Oil prices drop amid supply glut, fears of second coronavirus wave

11 May, 2020
Oil prices drop amid supply glut, fears of second coronavirus wave
Oil prices slid almost US$1 a good barrel on Monday seeing as concern over a good persistent glut and economic gloom due to the coronavirus pandemic combined to block out support from supply cuts at some of the world’s top producers.

Brent crude futures LCOc1 were downwards 73 cents, or 2.4 percent, at $30.24 a barrel by 0114 GMT, while US West Texas Intermediate crude futures CLc1 fell 81 cents, or 3.3 percent, to $23.93 a barrel.

Both benchmarks have notched gains in the last fourteen days as countries have eased organization and social lockdowns imposed to handle the coronavirus and fuel demand has rebounded modestly.
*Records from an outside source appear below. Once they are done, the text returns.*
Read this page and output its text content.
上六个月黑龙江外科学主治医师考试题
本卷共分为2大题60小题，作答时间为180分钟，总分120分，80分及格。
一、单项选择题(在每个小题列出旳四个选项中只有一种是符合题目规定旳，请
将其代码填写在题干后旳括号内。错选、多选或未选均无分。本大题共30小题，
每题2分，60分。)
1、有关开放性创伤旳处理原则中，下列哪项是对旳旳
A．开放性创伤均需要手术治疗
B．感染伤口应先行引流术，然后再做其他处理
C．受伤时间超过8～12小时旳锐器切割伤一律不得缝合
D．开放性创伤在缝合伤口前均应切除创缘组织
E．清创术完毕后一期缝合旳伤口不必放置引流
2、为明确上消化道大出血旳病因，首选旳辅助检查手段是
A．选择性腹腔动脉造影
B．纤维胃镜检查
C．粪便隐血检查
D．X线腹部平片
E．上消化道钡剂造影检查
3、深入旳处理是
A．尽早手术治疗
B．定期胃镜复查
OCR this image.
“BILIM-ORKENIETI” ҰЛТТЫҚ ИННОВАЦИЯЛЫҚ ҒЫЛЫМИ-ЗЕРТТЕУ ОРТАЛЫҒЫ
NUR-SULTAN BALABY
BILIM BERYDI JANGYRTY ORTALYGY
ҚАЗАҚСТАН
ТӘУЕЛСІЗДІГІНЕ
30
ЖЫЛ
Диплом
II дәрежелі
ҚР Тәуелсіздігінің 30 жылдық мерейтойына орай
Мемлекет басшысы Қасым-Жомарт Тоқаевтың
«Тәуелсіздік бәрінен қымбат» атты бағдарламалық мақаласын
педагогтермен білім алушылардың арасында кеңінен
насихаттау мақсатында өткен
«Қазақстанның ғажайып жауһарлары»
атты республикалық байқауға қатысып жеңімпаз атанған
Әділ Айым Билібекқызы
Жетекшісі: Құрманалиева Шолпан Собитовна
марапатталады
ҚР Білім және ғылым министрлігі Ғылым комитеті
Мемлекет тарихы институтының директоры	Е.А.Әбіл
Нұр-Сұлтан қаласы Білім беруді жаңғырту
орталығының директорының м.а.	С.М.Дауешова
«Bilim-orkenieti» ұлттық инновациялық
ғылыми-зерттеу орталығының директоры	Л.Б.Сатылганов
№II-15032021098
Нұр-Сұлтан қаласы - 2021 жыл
Oil production worldwide can be declining.

But possible signs of another wave of coronavirus infections in northeast China and South Korea worried investors even as more countries began to pivot towards easing pandemic restrictions in movements that could support oil demand.

“They’ve removed a number of the lockdowns but does which means that the worse has ended for now?” explained Tony Nunan, a senior risk manager at Mitsubishi Corp in Tokyo.

Global oil demand has plummeted by about thirty percent as the coronavirus pandemic curtailed movement around the world, accumulating inventories globally.

“Oil companies are working with various challenges due to the sudden decline popular,” GlobalData coal and oil analyst Haseeb Ahmed said in a note.

“THE UNITED STATES is battling a severe shortage of safe-keeping capacity ... it could be only a subject of time, before the country (america) runs out of space for storage.”

Fears that america is performing out of space for storage triggered WTI prices crashing into negative territory last month, prompting some US producers to slash output.

In a sign of that impact, the number of operating coal and oil rigs in the world’s major oil maker fell to 74 in the week to May 8, a record low according to info released on Friday from strength services organization Baker Hughes Co (BKR.N) heading back to 1940.

“Folks are surprised by how quickly the united states is shutting in development and that’s precisely what we need so that you can support prices,” said Mitsubishi’s Nunan.

“There’s another 10 days before the June deal expires ... if the WTI agreement can steer clear of a crash going into expiry, hopefully we’ve found the bottom.”